The opposition Congress and the ruling Bhartiya Janata Party (BJP) are allegedly engaged in a posters war in the election-year state of Madhya Pradesh. This week, a digital payment company, PhonePe, issued an explicit warning to the Congress party over its utilization of its logo in advertisements it put up to critique the BJP.
PhonePe Response:
“The logo, which is by rights the trademark of the company, is registered, and any usage of our intellectual property in an unauthorized manner would rightly result in legal lawsuits. We request @INCMP to take down all the advertisements in the form of posters and banners that visibly shows our company’s emblem and colours, the business stated in a statement posted on the microblogging website Twitter on Monday.
Furthermore, it asserted: “The company PhonePe highly objects to the use of their company trademark logo by any party not associated with them in an unlicensed way, whether they are political or not. We are not connected and related to any political party whatsoever.Â
Later this year, Madhya will hold elections for the assembly, and the BJP and the Congress are squabbling bitterly about who will win.
The PhonePe declaration came days after Shivraj Singh Chouhan, the chief minister of Madhya Pradesh and a prominent member of the BJP, was featured on posters that sported the PhonePe logo and accused the state of committing “50 percent commission” fraud.
The posters included the CM’s image on a mock-up of a QR code and the message “50% lao PhonePe, kaam karao [give 50% commission on PhonePe and get your job done]”.
The state branch of the Congress had earlier this week tweeted about the poster.

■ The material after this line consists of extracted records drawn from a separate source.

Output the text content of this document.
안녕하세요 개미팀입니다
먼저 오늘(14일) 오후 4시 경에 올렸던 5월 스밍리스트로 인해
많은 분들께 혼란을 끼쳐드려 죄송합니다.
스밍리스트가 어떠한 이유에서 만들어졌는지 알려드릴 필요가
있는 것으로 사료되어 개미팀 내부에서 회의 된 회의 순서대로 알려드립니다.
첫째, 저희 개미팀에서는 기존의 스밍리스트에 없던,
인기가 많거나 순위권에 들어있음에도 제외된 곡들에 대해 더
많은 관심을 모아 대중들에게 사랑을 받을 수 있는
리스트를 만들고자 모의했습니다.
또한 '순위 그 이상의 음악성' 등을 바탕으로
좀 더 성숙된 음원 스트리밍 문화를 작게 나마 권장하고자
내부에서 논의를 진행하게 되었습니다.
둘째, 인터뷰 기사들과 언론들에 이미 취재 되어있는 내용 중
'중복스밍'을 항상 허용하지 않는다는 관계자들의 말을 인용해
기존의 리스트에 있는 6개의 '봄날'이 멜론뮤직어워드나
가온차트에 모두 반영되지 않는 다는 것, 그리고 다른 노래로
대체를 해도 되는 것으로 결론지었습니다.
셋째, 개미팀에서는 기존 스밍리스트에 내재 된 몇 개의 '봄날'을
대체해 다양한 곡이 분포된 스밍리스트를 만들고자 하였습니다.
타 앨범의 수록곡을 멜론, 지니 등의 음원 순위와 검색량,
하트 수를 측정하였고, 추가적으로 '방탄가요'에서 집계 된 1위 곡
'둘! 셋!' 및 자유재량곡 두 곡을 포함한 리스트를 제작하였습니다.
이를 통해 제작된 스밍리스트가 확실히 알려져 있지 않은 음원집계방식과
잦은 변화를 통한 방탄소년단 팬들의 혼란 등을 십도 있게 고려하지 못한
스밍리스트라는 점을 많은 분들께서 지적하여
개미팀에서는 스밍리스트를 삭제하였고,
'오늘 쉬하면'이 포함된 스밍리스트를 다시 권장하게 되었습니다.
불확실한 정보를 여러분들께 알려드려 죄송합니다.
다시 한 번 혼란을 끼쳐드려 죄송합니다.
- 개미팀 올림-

Before last year’s assembly elections, which the Congress easily won, the party waged a similar campaign against the previous Basavraj Bommai-led BJP administration in Karnataka. The “40 percent sarkara” campaign was thought to be a reference to the “40% commission” controversy that broke out in April of last year following the passing of contractor Santosh Patil, who was located in Belagavi. Former state minister and BJP politician K.S. Eshwarappa were charged by Patil with requesting a 40% commission for a government project in an alleged suicide note.
Shivraj Singh Chouhan’s posters in Madhya Pradesh are said to have appeared after Kamal Nath, a Congress leader, and former chief minister, received identical ones with the message “Wanted Commission Nath.”
Although the BJP denied involvement in the Kamal Nath posters and accused the Congress of engaging in “dirty politics,” the MP Congress claimed the BJP was using such tactics out of fear of losing support in the state.